Abstract:
The lung functions across multiple spatial scales from the parenchyma, to the
blood vessels, and the shape of the lung as it breathes. Pulmonary diseases can
affect the lung at any of these spatial scales. Using high resolution computed
tomography (HRCT), which is a non-invasive imaging modality, multi-scale
spatial information within the lung can be captured. Computer-based quantitative
CT (QCT) methods can extract information from HRCT that can be useful for
determining disease severity and staging.
Idiopathic pulmonary fibrosis (IPF) is a lung disease that permanently and
progressively scars the lung. HRCT is an important tool for determining a
diagnosis of IPF, however it is very challenging to determine disease trajectory
for an individual patient. HRCT-based biomarkers are emerging that might serve
this purpose.

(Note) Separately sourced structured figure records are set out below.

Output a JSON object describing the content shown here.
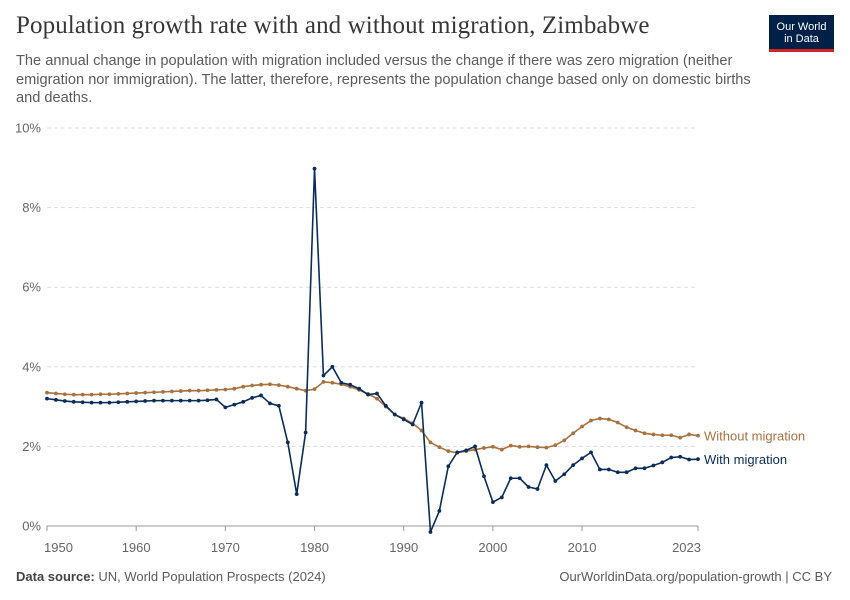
{
  "header": {
    "title": "Population growth rate with and without migration, Zimbabwe",
    "subtitle": "The annual change in population with migration included versus the change if there was zero migration (neither emigration nor immigration). The latter, therefore, represents the population change based only on domestic births and deaths.",
    "logo_line1": "Our World",
    "logo_line2": "in Data"
  },
  "footer": {
    "source_label": "Data source:",
    "source_text": "UN, World Population Prospects (2024)",
    "url": "OurWorldinData.org/population-growth | CC BY"
  },
  "colors": {
    "with_migration": "#0a2d5a",
    "without_migration": "#a7723f",
    "grid": "#dddddd",
    "axis": "#999999",
    "logo_bg": "#002147",
    "logo_accent": "#ce261e"
  },
  "chart_data": {
    "type": "line",
    "title": "Population growth rate with and without migration, Zimbabwe",
    "xlabel": "",
    "ylabel": "",
    "xlim": [
      1950,
      2023
    ],
    "ylim": [
      0,
      10
    ],
    "y_ticks": [
      "0%",
      "2%",
      "4%",
      "6%",
      "8%",
      "10%"
    ],
    "x_ticks": [
      "1950",
      "1960",
      "1970",
      "1980",
      "1990",
      "2000",
      "2010",
      "2023"
    ],
    "grid": "horizontal dashed",
    "legend": "right, inline labels",
    "x": [
      1950,
      1951,
      1952,
      1953,
      1954,
      1955,
      1956,
      1957,
      1958,
      1959,
      1960,
      1961,
      1962,
      1963,
      1964,
      1965,
      1966,
      1967,
      1968,
      1969,
      1970,
      1971,
      1972,
      1973,
      1974,
      1975,
      1976,
      1977,
      1978,
      1979,
      1980,
      1981,
      1982,
      1983,
      1984,
      1985,
      1986,
      1987,
      1988,
      1989,
      1990,
      1991,
      1992,
      1993,
      1994,
      1995,
      1996,
      1997,
      1998,
      1999,
      2000,
      2001,
      2002,
      2003,
      2004,
      2005,
      2006,
      2007,
      2008,
      2009,
      2010,
      2011,
      2012,
      2013,
      2014,
      2015,
      2016,
      2017,
      2018,
      2019,
      2020,
      2021,
      2022,
      2023
    ],
    "series": [
      {
        "name": "Without migration",
        "color": "#a7723f",
        "values": [
          3.35,
          3.33,
          3.31,
          3.3,
          3.3,
          3.3,
          3.31,
          3.31,
          3.32,
          3.33,
          3.34,
          3.35,
          3.36,
          3.37,
          3.38,
          3.39,
          3.4,
          3.4,
          3.41,
          3.42,
          3.43,
          3.45,
          3.5,
          3.53,
          3.55,
          3.56,
          3.54,
          3.5,
          3.45,
          3.4,
          3.44,
          3.62,
          3.6,
          3.56,
          3.5,
          3.42,
          3.32,
          3.2,
          3.0,
          2.8,
          2.7,
          2.58,
          2.4,
          2.1,
          1.98,
          1.88,
          1.84,
          1.88,
          1.92,
          1.96,
          1.99,
          1.92,
          2.02,
          1.99,
          2.0,
          1.98,
          1.97,
          2.03,
          2.15,
          2.33,
          2.5,
          2.65,
          2.7,
          2.68,
          2.6,
          2.48,
          2.4,
          2.33,
          2.3,
          2.28,
          2.28,
          2.22,
          2.3,
          2.27
        ]
      },
      {
        "name": "With migration",
        "color": "#0a2d5a",
        "values": [
          3.2,
          3.17,
          3.14,
          3.12,
          3.11,
          3.1,
          3.1,
          3.1,
          3.11,
          3.12,
          3.13,
          3.14,
          3.15,
          3.15,
          3.15,
          3.15,
          3.15,
          3.15,
          3.16,
          3.18,
          2.98,
          3.05,
          3.12,
          3.22,
          3.28,
          3.08,
          3.02,
          2.1,
          0.8,
          2.35,
          8.98,
          3.78,
          4.0,
          3.6,
          3.55,
          3.45,
          3.3,
          3.33,
          3.02,
          2.8,
          2.68,
          2.55,
          3.1,
          -0.15,
          0.38,
          1.5,
          1.85,
          1.9,
          2.0,
          1.25,
          0.6,
          0.72,
          1.2,
          1.2,
          0.98,
          0.93,
          1.53,
          1.13,
          1.3,
          1.53,
          1.7,
          1.85,
          1.42,
          1.42,
          1.35,
          1.35,
          1.45,
          1.45,
          1.52,
          1.6,
          1.72,
          1.74,
          1.67,
          1.68
        ]
      }
    ]
  }
}
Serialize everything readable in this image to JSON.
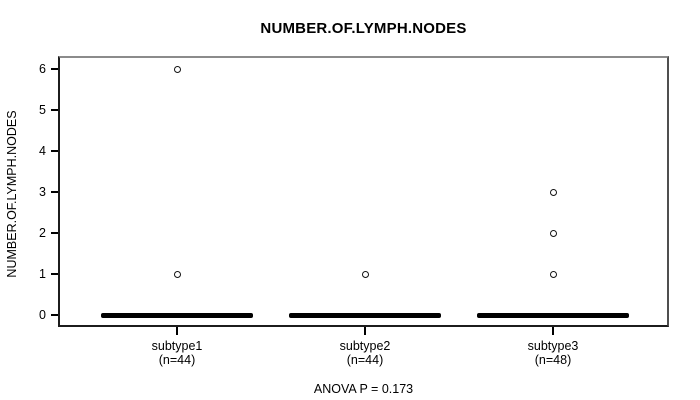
{
  "chart_data": {
    "type": "boxplot",
    "title": "NUMBER.OF.LYMPH.NODES",
    "ylabel": "NUMBER.OF.LYMPH.NODES",
    "xlabel": "",
    "annotation": "ANOVA P = 0.173",
    "ylim": [
      0,
      6
    ],
    "yticks": [
      0,
      1,
      2,
      3,
      4,
      5,
      6
    ],
    "grid": false,
    "legend_position": "none",
    "groups": [
      {
        "label": "subtype1",
        "n": 44,
        "n_label": "(n=44)",
        "q1": 0,
        "median": 0,
        "q3": 0,
        "whisker_low": 0,
        "whisker_high": 0,
        "outliers": [
          1,
          6
        ]
      },
      {
        "label": "subtype2",
        "n": 44,
        "n_label": "(n=44)",
        "q1": 0,
        "median": 0,
        "q3": 0,
        "whisker_low": 0,
        "whisker_high": 0,
        "outliers": [
          1
        ]
      },
      {
        "label": "subtype3",
        "n": 48,
        "n_label": "(n=48)",
        "q1": 0,
        "median": 0,
        "q3": 0,
        "whisker_low": 0,
        "whisker_high": 0,
        "outliers": [
          1,
          2,
          3
        ]
      }
    ],
    "colors": {
      "foreground": "#000000",
      "background": "#ffffff"
    }
  }
}
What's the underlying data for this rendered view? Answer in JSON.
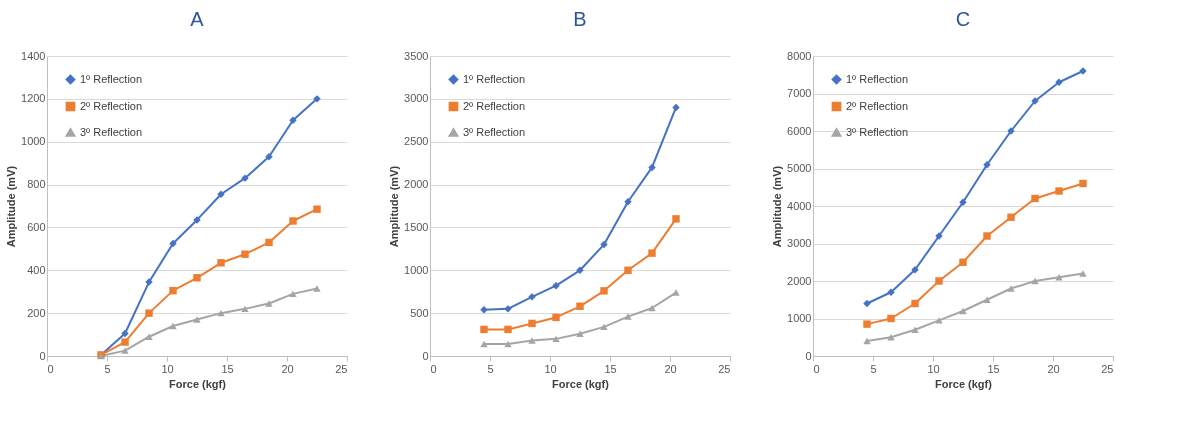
{
  "chart_data": [
    {
      "type": "line",
      "title": "A",
      "xlabel": "Force (kgf)",
      "ylabel": "Amplitude (mV)",
      "xlim": [
        0,
        25
      ],
      "xticks": [
        0,
        5,
        10,
        15,
        20,
        25
      ],
      "ylim": [
        0,
        1400
      ],
      "yticks": [
        0,
        200,
        400,
        600,
        800,
        1000,
        1200,
        1400
      ],
      "grid": "y",
      "legend": "top left",
      "series": [
        {
          "name": "1º Reflection",
          "color": "#4472c4",
          "marker": "diamond",
          "x": [
            4.5,
            6.5,
            8.5,
            10.5,
            12.5,
            14.5,
            16.5,
            18.5,
            20.5,
            22.5
          ],
          "values": [
            5,
            105,
            345,
            525,
            635,
            755,
            830,
            930,
            1100,
            1200
          ]
        },
        {
          "name": "2º Reflection",
          "color": "#ed7d31",
          "marker": "square",
          "x": [
            4.5,
            6.5,
            8.5,
            10.5,
            12.5,
            14.5,
            16.5,
            18.5,
            20.5,
            22.5
          ],
          "values": [
            5,
            65,
            200,
            305,
            365,
            435,
            475,
            530,
            630,
            685
          ]
        },
        {
          "name": "3º Reflection",
          "color": "#a5a5a5",
          "marker": "triangle",
          "x": [
            4.5,
            6.5,
            8.5,
            10.5,
            12.5,
            14.5,
            16.5,
            18.5,
            20.5,
            22.5
          ],
          "values": [
            0,
            25,
            90,
            140,
            170,
            200,
            220,
            245,
            290,
            315
          ]
        }
      ]
    },
    {
      "type": "line",
      "title": "B",
      "xlabel": "Force (kgf)",
      "ylabel": "Amplitude (mV)",
      "xlim": [
        0,
        25
      ],
      "xticks": [
        0,
        5,
        10,
        15,
        20,
        25
      ],
      "ylim": [
        0,
        3500
      ],
      "yticks": [
        0,
        500,
        1000,
        1500,
        2000,
        2500,
        3000,
        3500
      ],
      "grid": "y",
      "legend": "top left",
      "series": [
        {
          "name": "1º Reflection",
          "color": "#4472c4",
          "marker": "diamond",
          "x": [
            4.5,
            6.5,
            8.5,
            10.5,
            12.5,
            14.5,
            16.5,
            18.5,
            20.5
          ],
          "values": [
            540,
            550,
            690,
            820,
            1000,
            1300,
            1800,
            2200,
            2900
          ]
        },
        {
          "name": "2º Reflection",
          "color": "#ed7d31",
          "marker": "square",
          "x": [
            4.5,
            6.5,
            8.5,
            10.5,
            12.5,
            14.5,
            16.5,
            18.5,
            20.5
          ],
          "values": [
            310,
            310,
            380,
            450,
            580,
            760,
            1000,
            1200,
            1600
          ]
        },
        {
          "name": "3º Reflection",
          "color": "#a5a5a5",
          "marker": "triangle",
          "x": [
            4.5,
            6.5,
            8.5,
            10.5,
            12.5,
            14.5,
            16.5,
            18.5,
            20.5
          ],
          "values": [
            140,
            140,
            180,
            200,
            260,
            340,
            460,
            560,
            740
          ]
        }
      ]
    },
    {
      "type": "line",
      "title": "C",
      "xlabel": "Force (kgf)",
      "ylabel": "Amplitude (mV)",
      "xlim": [
        0,
        25
      ],
      "xticks": [
        0,
        5,
        10,
        15,
        20,
        25
      ],
      "ylim": [
        0,
        8000
      ],
      "yticks": [
        0,
        1000,
        2000,
        3000,
        4000,
        5000,
        6000,
        7000,
        8000
      ],
      "grid": "y",
      "legend": "top left",
      "series": [
        {
          "name": "1º Reflection",
          "color": "#4472c4",
          "marker": "diamond",
          "x": [
            4.5,
            6.5,
            8.5,
            10.5,
            12.5,
            14.5,
            16.5,
            18.5,
            20.5,
            22.5
          ],
          "values": [
            1400,
            1700,
            2300,
            3200,
            4100,
            5100,
            6000,
            6800,
            7300,
            7600
          ]
        },
        {
          "name": "2º Reflection",
          "color": "#ed7d31",
          "marker": "square",
          "x": [
            4.5,
            6.5,
            8.5,
            10.5,
            12.5,
            14.5,
            16.5,
            18.5,
            20.5,
            22.5
          ],
          "values": [
            850,
            1000,
            1400,
            2000,
            2500,
            3200,
            3700,
            4200,
            4400,
            4600
          ]
        },
        {
          "name": "3º Reflection",
          "color": "#a5a5a5",
          "marker": "triangle",
          "x": [
            4.5,
            6.5,
            8.5,
            10.5,
            12.5,
            14.5,
            16.5,
            18.5,
            20.5,
            22.5
          ],
          "values": [
            400,
            500,
            700,
            950,
            1200,
            1500,
            1800,
            2000,
            2100,
            2200
          ]
        }
      ]
    }
  ]
}
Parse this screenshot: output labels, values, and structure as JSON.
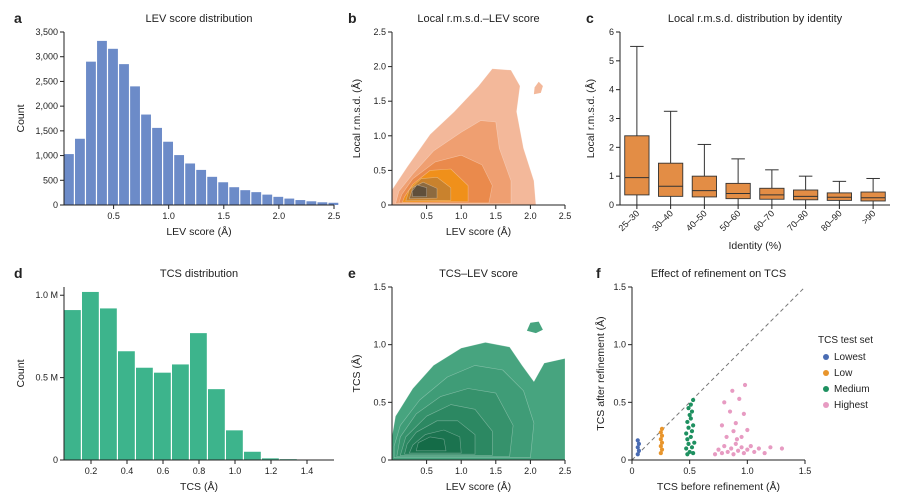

However, biomarker studies to date only focus on one spatial scale
at a time, and a thorough comparison with healthy controls is lacking.
This thesis proposes a multi-scale quantitative approach to derive metrics for,
quantify, and investigate the pathological features that can be seen on HRCT. By
using robust and repeatable QCT methods at different scales, the objective was to
quantitatively describe HRCT features that appear during the course of IPF, and
to compare these against metrics from an age-matched healthy control cohort.
Quadtree decomposition (QtD) was used to quantify heterogeneity for the total
lung tissue, and separately for just the radiologically-normal tissue in IPF and
controls. Pulmonary vessel-like volume (PVV) was estimated in both cohorts as
an index of vascular remodelling, using a graph-based connected-vessel tree
analysis. A statistical shape model (SSM) of control (normal) lungs was derived using principal component analysis (PCA), and models for the IPF cohort were
derived by projecting to this model. Shape features were compared between
cohorts. The potential impact of lung and chest wall shape on the preferential
posterior and basal development of fibrosis was studied using a soft tissue
mechanics simulation in the normal shape model and an averaged model for the
IPF patients.
The QtD for the total and the radiologically-normal tissues were, respectively,
55% and 20% higher in IPF than in controls. The finding of increased
heterogeneity in the ’normal’ tissue in IPF is a novel outcome with implications
for describing disease severity. PVV in IPF was approximately 180% larger than
in controls, even when using strict criteria to eliminate all potential artefact. This
supports the potential of PVV as a biomarker, but also highlights the need for a
standardised approach to its calculation. The first four principal shape modes for
the shape model trained to control data were statistically different between
controls and IPF, with a distinct clustering for IPF that suggests an IPF shape
phenotype. This suggests that there could be a shape phenotype in normal
subjects that increases the risk of developing IPF, or that there is a progression
towards the IPF shape that could be exploited for staging disease. The mechanics
analysis predicted higher tissue elastic recoil pressure in the basal posterior
region in the upright lung when the lung shape progressed towards the IPF
phenotype. This might have implications for how IPF disease progresses. QtD,
PVV and PCA modes all correlated significantly with the extent of fibrosis.
In conclusion, IPF appears to have higher heterogeneity in ‘normal’ tissue, a much
larger PVV, and quantifiably different shape from normal; together these metrics
could serve as repeatable indices for early characterisation of the IPF lung, and
for other chronic pulmonary disorders.